Gold bowls, spoons, glasses imported at 1% duty
Gold utensils attract only 1% import duty, compared to 10-14% for gold and jewellery, converted to bars after import
Rajesh Bhayani Mumbai Ever since the government announced a 10% import duty on gold and 15% on jewellery, jewellers had been looking for loopholes in free trade agreements which allows import of gold jewellery at 1% duty. This, too, was plugged in March when the government imposed countervailing duty on jewellery.
However, jewellers seem to have finally found a route to avoid the high levies: they have started importing gold utensils like glass, spoons, tumblers and bowls at 1% duty which are later converted into bars to make jewellery.
So far, the quantity of gold entered through this route is not alarming since importers are still testing the mechanism. Since April, only about 300-500 grams is estimated to have been imported from April. In the past, jewellery up to 1-2 tonnes per month is reported to have been imported via this route.
Since gold import duty was increased over the past few years, now government has not able to get the FTAs signed. And jewellers have found ways to circumvent government efforts to plug this loophole.
In South Korea, for example, special machinery was bought to make such utensils. Another country from where such concessional gold is entering India is Indonesia.
South Korea and India have signed a Comprehensive Economic Partnership while India and Asean have signed a Free Trade Agreement (FTA). Industry officials say that once import duty on gold is rolled back to at least 5%, “…this arbitrage will end as there is also a cost to import and not just the basic Customs Duty”. A similar argument for reducing gold smuggling is also being made by trade and industry associations.
Almost a year ago, customs authorities were asking for bank guarantee equivalent to the 15% duty, which some jewellers submitted. Since bank guarantee cannot be kept by customs for more than 6 months without finalising exact duty burden, the jewellery started entering the market.
Early this year, a court ruled in favour of these importers for shipments that originated from Indonesia; the case for importers was fought by former finance minister P Chidambaram. Importers argued that consignments were not being released despite checks being done by Indian Customs and validating the country of origin certificate, which was required for clearing concessional duty import under FTA.
In March, the government imposed a countervailing duty of 12.5% on jewellery import, which resulted in the halting of import of jewellery. However other gold articles were not covered, leaving the loophole wide open.
As a bullion dealer puts it, “The importers are just being smart with rules while policy makers fail to think on same lines as a businessman. Thus even if another case is filed against such imports it will end in favour of the importer only.”

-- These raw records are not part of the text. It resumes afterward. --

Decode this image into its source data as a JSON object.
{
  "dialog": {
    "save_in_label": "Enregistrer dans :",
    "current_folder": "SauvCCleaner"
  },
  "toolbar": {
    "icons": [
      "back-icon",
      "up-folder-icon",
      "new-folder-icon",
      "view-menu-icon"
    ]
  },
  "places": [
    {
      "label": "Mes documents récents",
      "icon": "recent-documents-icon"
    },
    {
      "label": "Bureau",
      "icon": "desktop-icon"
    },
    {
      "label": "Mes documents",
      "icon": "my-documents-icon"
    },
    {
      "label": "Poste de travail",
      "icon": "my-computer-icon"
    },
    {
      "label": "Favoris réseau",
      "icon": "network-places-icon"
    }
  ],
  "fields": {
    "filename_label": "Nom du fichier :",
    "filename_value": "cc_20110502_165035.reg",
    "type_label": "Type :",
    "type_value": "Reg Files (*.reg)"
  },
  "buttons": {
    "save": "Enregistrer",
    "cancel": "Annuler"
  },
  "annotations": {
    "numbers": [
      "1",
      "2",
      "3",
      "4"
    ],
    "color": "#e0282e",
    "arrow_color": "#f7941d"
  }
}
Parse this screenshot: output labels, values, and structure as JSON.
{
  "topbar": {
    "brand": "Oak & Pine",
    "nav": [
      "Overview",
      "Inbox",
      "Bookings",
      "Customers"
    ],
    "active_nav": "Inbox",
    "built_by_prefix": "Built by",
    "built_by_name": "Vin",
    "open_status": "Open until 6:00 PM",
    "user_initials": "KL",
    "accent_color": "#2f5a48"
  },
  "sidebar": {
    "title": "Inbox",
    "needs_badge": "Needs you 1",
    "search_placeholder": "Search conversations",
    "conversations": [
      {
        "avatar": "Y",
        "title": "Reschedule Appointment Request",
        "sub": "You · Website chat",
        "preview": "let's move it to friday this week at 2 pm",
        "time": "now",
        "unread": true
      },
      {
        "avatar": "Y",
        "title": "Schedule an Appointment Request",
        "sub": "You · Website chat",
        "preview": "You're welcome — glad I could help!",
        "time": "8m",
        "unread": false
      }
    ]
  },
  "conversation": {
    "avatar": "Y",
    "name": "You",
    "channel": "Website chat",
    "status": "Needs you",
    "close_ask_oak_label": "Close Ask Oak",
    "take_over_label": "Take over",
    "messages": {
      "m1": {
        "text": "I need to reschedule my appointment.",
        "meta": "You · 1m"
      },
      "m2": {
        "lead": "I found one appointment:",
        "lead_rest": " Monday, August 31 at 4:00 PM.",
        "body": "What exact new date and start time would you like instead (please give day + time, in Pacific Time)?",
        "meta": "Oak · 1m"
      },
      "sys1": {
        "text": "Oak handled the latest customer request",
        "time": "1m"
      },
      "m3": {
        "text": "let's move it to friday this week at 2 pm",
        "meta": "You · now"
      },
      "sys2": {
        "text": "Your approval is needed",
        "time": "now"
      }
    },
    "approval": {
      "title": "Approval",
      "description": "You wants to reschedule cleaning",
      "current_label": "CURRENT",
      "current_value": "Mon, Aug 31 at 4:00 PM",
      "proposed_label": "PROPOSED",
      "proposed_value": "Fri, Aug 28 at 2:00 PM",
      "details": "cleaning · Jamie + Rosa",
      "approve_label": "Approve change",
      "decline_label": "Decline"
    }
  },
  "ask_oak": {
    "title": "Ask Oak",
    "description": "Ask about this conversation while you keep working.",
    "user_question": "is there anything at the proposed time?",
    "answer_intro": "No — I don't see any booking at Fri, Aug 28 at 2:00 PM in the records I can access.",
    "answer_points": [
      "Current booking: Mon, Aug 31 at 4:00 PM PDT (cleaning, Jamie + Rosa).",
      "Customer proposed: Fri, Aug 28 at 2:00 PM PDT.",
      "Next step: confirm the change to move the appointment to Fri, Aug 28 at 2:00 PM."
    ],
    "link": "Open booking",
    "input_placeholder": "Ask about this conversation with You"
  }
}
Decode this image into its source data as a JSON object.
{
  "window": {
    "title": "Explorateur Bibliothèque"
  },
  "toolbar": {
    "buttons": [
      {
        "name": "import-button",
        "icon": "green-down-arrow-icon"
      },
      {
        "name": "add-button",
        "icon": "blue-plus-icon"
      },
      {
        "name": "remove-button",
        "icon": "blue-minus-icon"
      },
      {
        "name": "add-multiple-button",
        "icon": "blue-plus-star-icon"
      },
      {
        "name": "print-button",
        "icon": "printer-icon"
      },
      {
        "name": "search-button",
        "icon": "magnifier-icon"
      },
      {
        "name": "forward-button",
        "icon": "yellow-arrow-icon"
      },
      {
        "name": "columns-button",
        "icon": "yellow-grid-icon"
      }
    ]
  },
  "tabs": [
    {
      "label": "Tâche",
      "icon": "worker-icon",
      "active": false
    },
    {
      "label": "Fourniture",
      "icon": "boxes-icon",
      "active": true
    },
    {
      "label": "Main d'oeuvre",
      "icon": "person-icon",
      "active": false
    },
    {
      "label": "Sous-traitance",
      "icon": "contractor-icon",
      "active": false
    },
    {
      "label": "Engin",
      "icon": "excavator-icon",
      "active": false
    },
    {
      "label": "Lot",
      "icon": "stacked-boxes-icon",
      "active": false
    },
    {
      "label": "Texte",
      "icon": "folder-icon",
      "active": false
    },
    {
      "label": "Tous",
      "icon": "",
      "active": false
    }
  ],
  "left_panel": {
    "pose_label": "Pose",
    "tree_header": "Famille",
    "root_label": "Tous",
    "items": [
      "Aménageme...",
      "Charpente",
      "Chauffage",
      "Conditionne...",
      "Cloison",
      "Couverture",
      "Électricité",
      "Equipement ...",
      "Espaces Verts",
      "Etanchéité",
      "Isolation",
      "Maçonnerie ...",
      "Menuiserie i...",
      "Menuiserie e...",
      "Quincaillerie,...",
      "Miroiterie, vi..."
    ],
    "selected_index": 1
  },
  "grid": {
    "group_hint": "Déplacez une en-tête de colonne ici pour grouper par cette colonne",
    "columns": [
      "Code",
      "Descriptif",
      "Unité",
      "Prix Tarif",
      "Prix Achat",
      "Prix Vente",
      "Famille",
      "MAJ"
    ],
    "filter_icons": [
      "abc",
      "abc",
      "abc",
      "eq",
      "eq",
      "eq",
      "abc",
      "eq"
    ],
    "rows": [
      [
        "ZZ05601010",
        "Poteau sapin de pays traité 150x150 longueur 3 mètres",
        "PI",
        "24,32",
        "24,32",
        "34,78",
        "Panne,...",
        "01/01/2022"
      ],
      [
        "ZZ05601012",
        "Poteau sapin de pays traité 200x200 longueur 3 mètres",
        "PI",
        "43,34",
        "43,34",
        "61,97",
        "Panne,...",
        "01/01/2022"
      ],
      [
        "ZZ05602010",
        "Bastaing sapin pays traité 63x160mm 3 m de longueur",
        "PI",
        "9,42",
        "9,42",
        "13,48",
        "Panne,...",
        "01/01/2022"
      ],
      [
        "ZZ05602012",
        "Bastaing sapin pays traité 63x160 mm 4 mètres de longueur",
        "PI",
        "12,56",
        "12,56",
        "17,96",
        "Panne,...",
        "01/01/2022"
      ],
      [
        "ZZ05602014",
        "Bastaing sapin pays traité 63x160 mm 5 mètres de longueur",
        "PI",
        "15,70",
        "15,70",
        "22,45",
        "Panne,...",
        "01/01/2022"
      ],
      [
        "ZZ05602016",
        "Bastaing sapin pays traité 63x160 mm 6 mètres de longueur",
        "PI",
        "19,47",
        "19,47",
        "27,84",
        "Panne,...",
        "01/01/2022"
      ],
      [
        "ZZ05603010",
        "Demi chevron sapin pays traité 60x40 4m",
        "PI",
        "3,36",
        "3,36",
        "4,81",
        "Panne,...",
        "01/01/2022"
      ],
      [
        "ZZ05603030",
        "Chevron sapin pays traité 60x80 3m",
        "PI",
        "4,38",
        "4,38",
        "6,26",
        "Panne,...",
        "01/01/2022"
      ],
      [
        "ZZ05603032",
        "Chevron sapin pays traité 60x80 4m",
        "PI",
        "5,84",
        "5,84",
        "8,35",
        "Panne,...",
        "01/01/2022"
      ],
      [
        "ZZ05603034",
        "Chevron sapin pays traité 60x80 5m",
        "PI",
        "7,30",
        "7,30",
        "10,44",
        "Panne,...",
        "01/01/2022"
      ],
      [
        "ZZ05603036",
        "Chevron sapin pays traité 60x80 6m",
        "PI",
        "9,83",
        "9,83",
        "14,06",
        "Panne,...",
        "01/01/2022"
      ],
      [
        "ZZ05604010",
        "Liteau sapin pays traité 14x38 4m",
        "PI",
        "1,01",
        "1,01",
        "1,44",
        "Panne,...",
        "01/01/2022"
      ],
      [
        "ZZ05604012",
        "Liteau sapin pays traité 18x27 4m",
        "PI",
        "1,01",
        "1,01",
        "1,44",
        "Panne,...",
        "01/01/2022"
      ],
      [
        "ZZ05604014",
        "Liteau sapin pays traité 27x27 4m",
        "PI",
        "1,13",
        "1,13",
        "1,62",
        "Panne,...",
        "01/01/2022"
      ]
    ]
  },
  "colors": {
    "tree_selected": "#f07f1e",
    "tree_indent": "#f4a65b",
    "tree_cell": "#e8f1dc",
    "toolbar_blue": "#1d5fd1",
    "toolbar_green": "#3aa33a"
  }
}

Late in August, the Central Board of Excise and Customs issued another circular following complaints about such practices, requiring a 100% bank guarantee that was left to the discretion of customs officials.
Since import of articles were for testing the market, the quantity had not been so high. But the CBEC circular has also led to accusations of discriminatory application. “In case of same consignment, Hyderabad customs is demanding a 100 per cent bank guarantee while some consignments in Delhi are cleared without Bank Guarantee, which is being misused by some large players who have links with South Korea,” a trade analyst told Business Standard, on condition of anonymity.
Leading bullion refiners have alerted tax authorities on how such loopholes are being used. The analyst quoted earlier said “Indian government is planning more free trade agreements, treaties and regional partnerships. For those agreements it is time to remain alert to misuse of the arrangement and plug the gaps.”